LS Power, an infrastructure investment manager and power generation developer announced today that it has energized its Gateway Energy Storage project in California. At anticipated capacity of 250 MW, the facility is the largest battery storage project in the world.

Located in San Diego County, Gateway Energy Storage is intended to provide much needed enhancements in grid reliability and reductions in customer energy costs. Californians have experienced frequent power outages this summer, as the state’s increasingly renewables-powered grid has often been unable to deliver energy at needed times. Increased battery storage could go a long way to solving the state’s energy issues.

LS Power CEO Paul Segal said:

“For more than three decades, LS Power has been at the leading edge of our nation’s transition to cleaner, more innovative energy solutions, and we are powering up Gateway Energy Storage as one more component of this vision. Through our investments in multiple sectors of the renewables and energy infrastructure space, LS Power is reducing carbon emissions and improving reliability in the markets we serve.”

LS Power has several other battery and storage projects in operation or in development in California and New York. The company’s Vista Energy Storage in Vista, California has been operational since 2018, and once held the title of largest battery storage project in the US. The company’s development and construction portfolio includes Diablo Energy Storage (200 MW) in Pittsburg, California; LeConte Energy Storage (125 MW) in Calexico, California; and Ravenswood Energy Storage (316 MW) in Queens, New York.

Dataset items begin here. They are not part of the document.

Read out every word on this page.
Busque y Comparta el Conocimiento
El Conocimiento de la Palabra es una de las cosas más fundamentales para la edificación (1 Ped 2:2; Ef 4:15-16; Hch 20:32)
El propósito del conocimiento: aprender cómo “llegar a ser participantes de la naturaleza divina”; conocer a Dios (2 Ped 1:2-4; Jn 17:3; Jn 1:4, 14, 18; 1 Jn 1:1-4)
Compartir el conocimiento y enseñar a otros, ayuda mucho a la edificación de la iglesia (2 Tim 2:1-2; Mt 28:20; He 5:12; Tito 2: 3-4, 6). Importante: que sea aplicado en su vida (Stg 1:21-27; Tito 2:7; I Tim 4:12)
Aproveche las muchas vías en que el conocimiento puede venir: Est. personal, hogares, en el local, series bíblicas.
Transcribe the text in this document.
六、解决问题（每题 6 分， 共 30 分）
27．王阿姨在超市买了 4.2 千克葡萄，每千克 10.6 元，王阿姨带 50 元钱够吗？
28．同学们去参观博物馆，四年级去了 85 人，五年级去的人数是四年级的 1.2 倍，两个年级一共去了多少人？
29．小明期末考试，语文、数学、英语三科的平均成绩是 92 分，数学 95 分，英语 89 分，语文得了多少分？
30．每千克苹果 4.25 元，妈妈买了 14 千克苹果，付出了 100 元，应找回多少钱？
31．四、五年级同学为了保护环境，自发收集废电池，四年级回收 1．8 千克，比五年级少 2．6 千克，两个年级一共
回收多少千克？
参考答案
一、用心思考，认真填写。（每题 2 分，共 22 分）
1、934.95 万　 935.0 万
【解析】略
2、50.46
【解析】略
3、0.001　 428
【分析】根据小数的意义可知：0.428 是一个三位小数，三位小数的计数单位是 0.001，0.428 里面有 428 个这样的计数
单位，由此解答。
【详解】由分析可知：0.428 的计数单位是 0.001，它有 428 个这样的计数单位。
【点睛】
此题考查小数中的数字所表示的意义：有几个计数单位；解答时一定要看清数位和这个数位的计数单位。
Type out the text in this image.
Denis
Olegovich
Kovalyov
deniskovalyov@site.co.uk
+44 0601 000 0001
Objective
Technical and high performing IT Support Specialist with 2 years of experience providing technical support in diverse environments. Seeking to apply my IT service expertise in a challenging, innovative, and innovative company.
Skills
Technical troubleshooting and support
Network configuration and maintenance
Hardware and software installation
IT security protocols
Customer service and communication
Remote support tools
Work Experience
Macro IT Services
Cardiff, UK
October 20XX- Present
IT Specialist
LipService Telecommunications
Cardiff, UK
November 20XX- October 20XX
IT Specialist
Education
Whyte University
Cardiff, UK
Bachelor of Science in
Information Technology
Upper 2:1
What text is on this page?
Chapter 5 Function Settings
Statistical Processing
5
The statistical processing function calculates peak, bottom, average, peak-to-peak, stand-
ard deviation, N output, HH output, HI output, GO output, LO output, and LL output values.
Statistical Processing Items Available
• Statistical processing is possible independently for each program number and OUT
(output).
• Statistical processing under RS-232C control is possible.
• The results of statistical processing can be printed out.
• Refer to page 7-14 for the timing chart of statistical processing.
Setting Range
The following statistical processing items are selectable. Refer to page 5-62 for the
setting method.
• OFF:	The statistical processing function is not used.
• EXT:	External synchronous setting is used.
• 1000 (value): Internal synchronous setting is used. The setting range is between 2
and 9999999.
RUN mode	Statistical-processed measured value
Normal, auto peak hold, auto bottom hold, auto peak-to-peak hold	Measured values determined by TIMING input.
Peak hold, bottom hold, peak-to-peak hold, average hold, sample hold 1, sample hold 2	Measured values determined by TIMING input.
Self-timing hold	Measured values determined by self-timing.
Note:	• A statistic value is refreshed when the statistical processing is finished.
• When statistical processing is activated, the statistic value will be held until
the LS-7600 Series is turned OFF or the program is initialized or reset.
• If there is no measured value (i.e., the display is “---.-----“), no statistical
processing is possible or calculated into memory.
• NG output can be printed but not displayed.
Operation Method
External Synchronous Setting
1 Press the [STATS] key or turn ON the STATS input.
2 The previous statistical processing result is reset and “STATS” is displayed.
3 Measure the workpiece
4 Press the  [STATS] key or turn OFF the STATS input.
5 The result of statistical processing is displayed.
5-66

LS Power Head of Renewables John King said:

“Gateway and LS Power’s other California-based energy projects will support the state in its clean energy and storage goals. LS Power is a first mover in commercializing new technologies and developing new markets. By charging during solar production or off-peak hours and delivering energy to the grid during times of peak demand for power, our battery storage projects improve electric reliability, reduce costs and help our state meet its climate objectives.”